With the dollar index trading near a 14-month peak on Thursday on increasing speculation that the U.S. Federal Reserve could soon raise rates, bullion investors were eyeing any uptick in physical demand in Asia for price support.
Gold may continue to struggle until the Federal Reserve's two-day policy meeting next week that could provide clues on when the U.S. central bank would hike rates. Higher rates would dent demand for non-interest yielding assets such as gold.
Spot gold slipped 0.1 percent to $1,247.10 an ounce by 0628 GMT, after dropping 0.6 percent on Wednesday, when it hit a three-month low of $1,243.56.

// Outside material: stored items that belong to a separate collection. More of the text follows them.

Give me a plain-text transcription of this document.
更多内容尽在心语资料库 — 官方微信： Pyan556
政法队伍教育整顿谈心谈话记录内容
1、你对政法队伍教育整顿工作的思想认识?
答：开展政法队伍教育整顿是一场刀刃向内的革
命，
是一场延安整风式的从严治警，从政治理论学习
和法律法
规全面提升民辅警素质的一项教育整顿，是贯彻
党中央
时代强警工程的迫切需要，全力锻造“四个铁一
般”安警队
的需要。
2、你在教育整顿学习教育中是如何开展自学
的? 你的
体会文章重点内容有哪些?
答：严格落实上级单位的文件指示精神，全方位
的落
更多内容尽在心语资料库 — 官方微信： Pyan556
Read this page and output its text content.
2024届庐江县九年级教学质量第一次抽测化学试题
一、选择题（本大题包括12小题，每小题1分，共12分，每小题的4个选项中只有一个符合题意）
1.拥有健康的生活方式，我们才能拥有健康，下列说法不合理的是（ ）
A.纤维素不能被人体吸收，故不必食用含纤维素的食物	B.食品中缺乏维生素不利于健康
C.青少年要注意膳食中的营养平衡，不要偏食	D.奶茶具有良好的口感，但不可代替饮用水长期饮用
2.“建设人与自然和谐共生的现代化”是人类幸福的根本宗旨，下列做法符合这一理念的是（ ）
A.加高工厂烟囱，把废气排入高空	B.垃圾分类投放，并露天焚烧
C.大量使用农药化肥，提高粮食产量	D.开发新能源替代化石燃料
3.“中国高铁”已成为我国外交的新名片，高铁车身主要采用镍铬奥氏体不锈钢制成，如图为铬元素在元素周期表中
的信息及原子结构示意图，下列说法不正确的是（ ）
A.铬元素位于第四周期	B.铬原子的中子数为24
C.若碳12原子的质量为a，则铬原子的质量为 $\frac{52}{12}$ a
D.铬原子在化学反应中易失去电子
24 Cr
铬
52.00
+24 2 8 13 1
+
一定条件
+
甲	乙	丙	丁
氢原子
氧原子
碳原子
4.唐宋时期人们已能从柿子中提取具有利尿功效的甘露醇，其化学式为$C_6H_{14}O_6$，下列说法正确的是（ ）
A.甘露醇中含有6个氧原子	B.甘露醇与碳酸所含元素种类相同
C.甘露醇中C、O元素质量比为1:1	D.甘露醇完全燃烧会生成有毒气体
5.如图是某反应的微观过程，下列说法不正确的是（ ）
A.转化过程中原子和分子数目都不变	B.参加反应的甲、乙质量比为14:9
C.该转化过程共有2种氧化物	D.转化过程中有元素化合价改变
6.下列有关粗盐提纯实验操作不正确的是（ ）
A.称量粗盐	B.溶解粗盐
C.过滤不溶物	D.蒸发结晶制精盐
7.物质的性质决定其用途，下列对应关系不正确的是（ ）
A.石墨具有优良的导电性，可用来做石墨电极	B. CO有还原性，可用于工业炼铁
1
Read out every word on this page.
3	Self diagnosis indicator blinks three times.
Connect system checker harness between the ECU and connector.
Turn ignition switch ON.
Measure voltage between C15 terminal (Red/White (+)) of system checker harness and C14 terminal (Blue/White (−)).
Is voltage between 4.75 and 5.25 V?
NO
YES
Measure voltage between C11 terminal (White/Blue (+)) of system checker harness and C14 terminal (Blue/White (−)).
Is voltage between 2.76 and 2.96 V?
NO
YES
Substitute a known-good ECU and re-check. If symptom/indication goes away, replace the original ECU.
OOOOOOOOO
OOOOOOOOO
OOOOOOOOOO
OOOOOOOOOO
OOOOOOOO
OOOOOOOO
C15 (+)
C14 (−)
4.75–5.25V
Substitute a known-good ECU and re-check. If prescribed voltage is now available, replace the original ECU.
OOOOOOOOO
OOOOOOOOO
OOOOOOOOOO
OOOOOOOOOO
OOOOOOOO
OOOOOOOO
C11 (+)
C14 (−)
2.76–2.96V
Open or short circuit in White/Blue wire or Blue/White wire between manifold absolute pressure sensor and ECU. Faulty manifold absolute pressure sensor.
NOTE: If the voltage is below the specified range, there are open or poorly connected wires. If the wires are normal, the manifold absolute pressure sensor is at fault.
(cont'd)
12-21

"While gold may face further pressure in the current macro environment, a pick-up in physical demand would help stem the possibility for further losses," HSBC analysts said in a note.
"Physical demand appears light despite gold's price decline so far in the month."
Dealers in Hong Kong, the main conduit for gold into China, said demand had picked up in recent days because of the drop in prices, but not in any robust way.
In India, the second biggest buyer, demand is expected to pick up ahead of the Diwali festival, but import curbs could keep any gains in check.
Meanwhile, gold's safe-haven demand was also curbed after Ukraine's president said on Wednesday that Russia had removed the bulk of its forces from his country, raising hopes for a peace drive now underway after five months of conflict in which more than 3,000 people have been killed.
The recent drop in gold prices attracted some bargain hunters with holdings of SPDR Gold Trust, the world's largest gold-backed exchange-traded fund, increasing 3 tonnes on Wednesday to 788.72 tonnes - the first inflow in three weeks.
Other precious metals also tracked gold, with silver holding near three-month lows on Thursday. Platinum was trading near a seven-month trough hit on Wednesday, while palladium hovered close to its lowest in a month.